Une longévité exceptionnelle

La lutte contre l’envasement a commencé dès la création du port de La Rochelle. Les courants, la direction des vents dominants, un plan d’eau abrité favorisent l’accumulation des sédiments. La première drague à godets arrive dans le port en 1867. D’autres la remplaceront. Celle qui nous intéresse, désarmée au port de Nantes depuis 1951 est la D6, construite en 1906 par les Ateliers et Chantiers de la Loire et qui servait à l’entretien des profondeurs de l’estuaire.

L’arrivée à La Rochelle

Le 4 avril 1957, D6 arrive en remorque à La Rochelle. La chaîne des godets et les pièces de rechange ont été chargées sur un chaland remorqué par un des porteurs. Elle commence à travailler dès la fin du mois. En 1959, les porteurs Saint-Marc et Bout Blanc, très éprouvés par la guerre, subissent une restauration complète à Nantes.

La drague D6, dans les années 1980

Voici la D6 au travail dans le bassin des chalutiers avec le porteur de déblais Saint-Marc à la fin des années 80. Ph. Yves Gaubert.

D6 donne satisfaction et extrait ses 350 000 m³ par an.

Modernisation à partir de 1964

En 1964, la DDE a enfin les moyens de remplacer les chaudières à charbon par une chauffe au fuel.
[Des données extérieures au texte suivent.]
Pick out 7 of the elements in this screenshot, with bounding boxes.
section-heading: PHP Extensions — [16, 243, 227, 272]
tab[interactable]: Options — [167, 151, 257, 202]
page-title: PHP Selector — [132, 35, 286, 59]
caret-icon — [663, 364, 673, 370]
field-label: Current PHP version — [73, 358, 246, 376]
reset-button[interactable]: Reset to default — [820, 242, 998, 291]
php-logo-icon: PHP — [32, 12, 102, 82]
En 1966, pour augmenter la stabilité de cette drague de rivière, la coque est élargie de 0,80 m de chaque côté. Pour passer d’une capacité de dragage de 13 à 16 m de profondeur, une élinde1 plus grande (26,76 m) est installée. La chèvre2 avant, qui permet de descendre et remonter l’élinde est remplacée par une autre plus haute et plus forte. Le treuil d’élinde à vapeur fait place à un moteur électrique dont le groupe électrogène est alimenté par un moteur diesel Baudoin DP6.

La drague ainsi transformée peut mieux assurer sa mission avec la nécessité de creuser toujours plus profond pour des bateaux de plus en plus gros autant au port de pêche qu’au port de commerce.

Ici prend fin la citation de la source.